I remembered using the telephone during my visits, including calls to my home to check my answering machine.
“AUNTIE ESTHER, THIS IS NOT A LOT OF MONEY!”
            “Sit back down on the couch,” Auntie Esther ordered.  “I want to tell you something.” 
I looked over at the couch and cringed. The living room windows hadn’t been opened in years and she refused to turn on the air conditioner in the bedroom because it cost too much money. Beads of perspiration formed on my forehead as I looked over at the plastic slipcovers. “You could fry a chicken on this thing,” I mumbled to myself and sat down.
 “Dorothy,” she said, “Sonia-Stephanie-Laurie— ”. As a kid, I thought I had many names. Every female relative of mine would trot through everyone else’s name before we addressed the person in front of us. There weren’t that many of us and we don’t look anything like each other.
“—Anna- Ah-lene,” Auntie Esther concluded, without apologies, clearing her throat and coughing twice. “Get me some ginger ale from the kitchen. Use the glass on the sink and not too much. Take some for yourself.”

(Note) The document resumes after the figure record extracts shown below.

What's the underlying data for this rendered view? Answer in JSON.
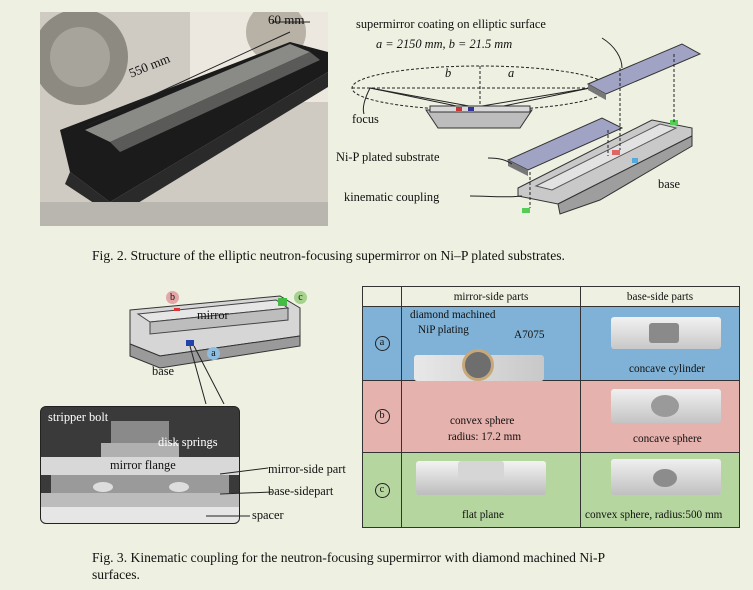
{
  "fig2": {
    "photo_dims": {
      "length": "550 mm",
      "width": "60 mm"
    },
    "coating_line1": "supermirror coating on elliptic surface",
    "coating_line2": "a = 2150 mm, b = 21.5 mm",
    "ellipse_b": "b",
    "ellipse_a": "a",
    "focus": "focus",
    "substrate": "Ni-P plated substrate",
    "kinematic": "kinematic coupling",
    "base": "base",
    "caption": "Fig. 2. Structure of the elliptic neutron-focusing supermirror on Ni–P plated substrates."
  },
  "fig3": {
    "badge_b": "b",
    "badge_c": "c",
    "badge_a": "a",
    "mirror": "mirror",
    "base": "base",
    "stripper_bolt": "stripper bolt",
    "disk_springs": "disk springs",
    "mirror_flange": "mirror flange",
    "mirror_side_part": "mirror-side part",
    "base_sidepart": "base-sidepart",
    "spacer": "spacer",
    "table": {
      "col_mirror": "mirror-side parts",
      "col_base": "base-side parts",
      "rows": [
        {
          "id": "a",
          "color": "#7fb2d6",
          "mirror_labels": [
            "diamond machined",
            "NiP plating",
            "A7075"
          ],
          "base_label": "concave cylinder"
        },
        {
          "id": "b",
          "color": "#e6b2ad",
          "mirror_label1": "convex sphere",
          "mirror_label2": "radius: 17.2 mm",
          "base_label": "concave sphere"
        },
        {
          "id": "c",
          "color": "#b6d69f",
          "mirror_label": "flat plane",
          "base_label": "convex sphere, radius:500 mm"
        }
      ]
    },
    "caption_line1": "Fig. 3. Kinematic coupling for the neutron-focusing supermirror with diamond machined Ni-P",
    "caption_line2": "surfaces."
  },
  "colors": {
    "row_a": "#7fb2d6",
    "row_b": "#e6b2ad",
    "row_c": "#b6d69f",
    "background": "#eef0e2"
  }
}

            My legs left the sticky plastic with a squeaking noise and I found a glass in the kitchen. I poured the ginger ale and put the opened can back in the refrigerator next to a sad looking glass bowl crowded with four hard-boiled eggs.

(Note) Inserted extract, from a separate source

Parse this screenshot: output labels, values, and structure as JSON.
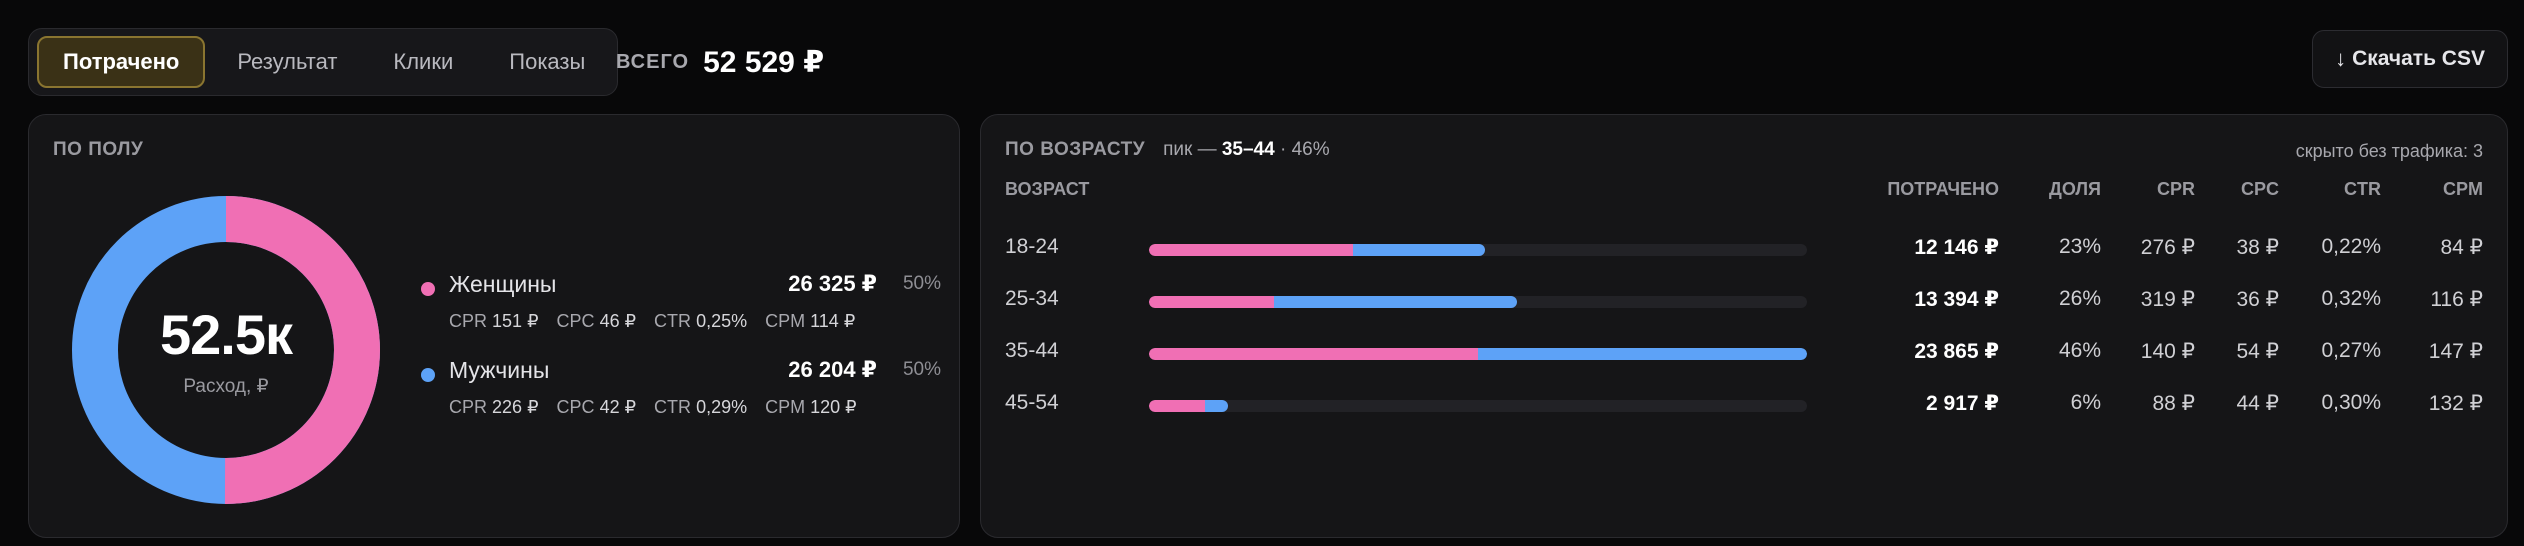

            I put two paper towels under the glass and walked back into the living room with a sigh. 
“Here you go,” I said, sounding weary than cheerful. I knew it was going to come sooner or later.
            Before she took a sip, she counted the paper towels.
“Why are you giving me two?”” she blasted.
“That’s what came off the roll,” I explained, sitting back down, this time on the edge of the couch.
            “Why did you give me two?”
            “Next time, only give me one.  Go take some for yourself.”
I rose from the couch and poured myself a glass of ginger ale from the kitchen, the cool, sweet drink a welcome relief from the temperature inside the apartment.
I excused myself to use the bathroom and to splash cold water on my face. 
"Make sure you turn on the bathroom light,” Auntie Esther warned me. I groaned.
“No, I’m going to sit here in the dark,” I muttered to myself.
As I fished around for the end of the roll of toilet paper, I noted that my aunt washed her clothes by hand in an enamel bathtub, the water emerging from a circular hairbrush style faucet suspended from a ceiling pipe. It looked like a set from an early silent movie. The apartment hadn’t been painted in at least fifteen years but since Auntie Esther didn’t wear her eyeglasses, it all looked in mint condition to her. 
             Opening the bathroom door when I had finished, I found her staring at the door as I made my exit. 
“Make sure you turn off the light,” she told me. I groaned and turned off the light.
Auntie Esther looked at me.  “You’re getting old,” she sniffed.
“So are you,” I replied.
            I looked at my watch.
            “Auntie Esther, I just checked in to see how you’re doing. I want to know that you’re all right. But I can’t stay,” I told her.
           “WHAT?” she shouted.
           “I CAN’T STAY!”
           “Why?  Do you have a date?” she inquired with a chuckle.  “Get one for me.”
           “I HAVE TO GO! I have work to do at home. I’ll see you next week,” I said, grabbing my pocketbook and moving the police lock to scramble out.
           As soon as I turned the key in the lock of my apartment door, the telephone rang. The answering machine turned on before I could reach the phone.
         “Cough, cough.  Hello (pause) Arlene. This is her Aunt Esther. Tell her to call me when she gets home. Did you hear me?  Okay? Thank you.”
          When she died, over 10 years ago, I wished I had saved the tape from the answering machine so I could hear her voice again.